My hands shook with rage.
Ryan ripped the papers from my grip and read them.
Then he looked at his mother.
“You filed against her?”
Victoria lifted her chin.
“I protected the Harrison bloodline.”
The boys had gone silent.
Ryan stepped into the hallway and closed the apartment door behind him, leaving me inside with our sons.
But his voice carried through the wood.
“You knew,” he said.
A pause.
Then Victoria replied, “I suspected.”
My breath stopped.
Ryan’s voice dropped lower.
“The letter. The calls. Emily’s pregnancy. You knew.”
“I knew she was trying to trap you.”
“She was carrying my children.”
“She was carrying leverage.”
Something slammed against the hallway wall.
I flinched.
Ryan’s voice came again, shaking with fury.
“You stole them from me.”
Victoria laughed once, sharp and cold.
“No, Ryan. Your pride did that. I merely made sure you did not crawl back to a woman unworthy of you.”
I covered my mouth.
Inside the apartment, Ethan walked to me and took my hand.
“Mommy,” he whispered, “is the mean lady our grandma?”
Before I could answer, the apartment door opened again.
Ryan stepped inside.
His face was pale with a kind of controlled devastation I had never seen before.
Victoria was gone.
But the damage had entered the room.
Ryan looked at me.
“She knew enough,” he said.
I could barely speak. “Enough?”
“She knew you were pregnant. She didn’t tell me.”
My knees nearly gave out.
For five years, I had carried the weight of believing Ryan had abandoned us because he did not care.
Now the truth was uglier.
He had abandoned us because he had been cruel.
But someone else had made sure he stayed blind.
Ryan looked at the boys.
Then at me.
“I’m going to destroy her petition.”
I nodded slowly.
But then his phone rang.
He looked at the screen.
His expression changed.
“What?” I asked.
He answered.
Listened.
And for the second time since the airport, I watched Ryan Harrison turn ghostly pale.
“Say that again,” he said.
The voice on the other end was faint but urgent.

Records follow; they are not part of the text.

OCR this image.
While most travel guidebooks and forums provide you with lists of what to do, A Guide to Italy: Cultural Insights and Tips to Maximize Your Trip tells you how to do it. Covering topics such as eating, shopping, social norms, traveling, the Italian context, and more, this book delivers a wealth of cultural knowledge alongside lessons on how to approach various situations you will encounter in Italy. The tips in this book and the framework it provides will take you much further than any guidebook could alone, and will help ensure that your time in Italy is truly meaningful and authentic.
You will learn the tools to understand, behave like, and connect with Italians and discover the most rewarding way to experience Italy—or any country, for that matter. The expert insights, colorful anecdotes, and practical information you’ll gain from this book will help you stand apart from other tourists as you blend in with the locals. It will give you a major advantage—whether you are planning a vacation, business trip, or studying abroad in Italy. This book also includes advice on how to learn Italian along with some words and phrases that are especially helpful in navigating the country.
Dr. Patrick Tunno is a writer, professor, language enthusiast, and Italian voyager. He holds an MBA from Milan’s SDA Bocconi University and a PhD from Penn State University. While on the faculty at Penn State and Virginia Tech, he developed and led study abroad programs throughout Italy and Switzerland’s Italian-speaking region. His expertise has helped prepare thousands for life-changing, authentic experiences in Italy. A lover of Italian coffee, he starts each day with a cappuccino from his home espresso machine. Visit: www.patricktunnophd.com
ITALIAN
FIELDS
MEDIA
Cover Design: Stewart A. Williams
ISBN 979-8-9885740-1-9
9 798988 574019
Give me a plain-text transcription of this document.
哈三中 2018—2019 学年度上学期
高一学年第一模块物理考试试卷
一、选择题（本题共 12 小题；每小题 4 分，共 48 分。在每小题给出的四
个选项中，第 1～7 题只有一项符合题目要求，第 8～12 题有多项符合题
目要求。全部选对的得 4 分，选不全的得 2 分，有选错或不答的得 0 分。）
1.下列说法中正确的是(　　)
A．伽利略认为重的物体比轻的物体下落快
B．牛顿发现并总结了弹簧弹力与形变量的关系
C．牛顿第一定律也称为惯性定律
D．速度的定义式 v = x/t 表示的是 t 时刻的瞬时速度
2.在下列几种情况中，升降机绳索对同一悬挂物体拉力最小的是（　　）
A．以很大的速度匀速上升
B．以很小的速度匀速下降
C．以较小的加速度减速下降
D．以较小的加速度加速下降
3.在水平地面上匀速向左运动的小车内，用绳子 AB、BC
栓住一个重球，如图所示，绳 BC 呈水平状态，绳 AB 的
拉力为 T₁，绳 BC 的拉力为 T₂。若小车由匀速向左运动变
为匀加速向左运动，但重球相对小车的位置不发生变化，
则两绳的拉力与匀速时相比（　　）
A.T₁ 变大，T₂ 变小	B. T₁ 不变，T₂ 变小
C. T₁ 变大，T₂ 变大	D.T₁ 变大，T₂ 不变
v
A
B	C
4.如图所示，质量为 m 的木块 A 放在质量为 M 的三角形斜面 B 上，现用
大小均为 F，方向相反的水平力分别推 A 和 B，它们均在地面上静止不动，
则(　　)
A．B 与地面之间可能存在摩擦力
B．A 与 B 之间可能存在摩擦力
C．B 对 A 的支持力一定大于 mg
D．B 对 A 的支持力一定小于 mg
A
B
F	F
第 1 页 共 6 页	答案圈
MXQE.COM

Ryan’s eyes lifted to mine.
“What is it?” I demanded.
He ended the call.
For several seconds, he said nothing.
Then he whispered the words that made the entire room tilt beneath my feet.
“The lab called Angela.”
My heart pounded. “The paternity test?”
Ryan nodded.
“They ran a secondary marker analysis because of a flagged anomaly.”
I felt cold spread through my body.
“What anomaly?”
Ryan looked at the boys, then back at me.
His voice was barely audible.
“They confirmed I’m their father.”
I exhaled shakily. “Then what—”
“But they found another genetic match in the national medical donor registry.”
The room went silent.
Ryan swallowed.
“Emily… the boys don’t just match me.”
I stared at him.
“They also match my brother.”
My breath left me.
Ryan’s brother, Daniel Harrison, had been dead for six years.
Or at least, that was what everyone had believed.
Ryan looked toward the door where his mother had stood only minutes before.
And in that moment, I understood the horror in his eyes.
Victoria had not only hidden my sons.
She might have been hiding a dead man.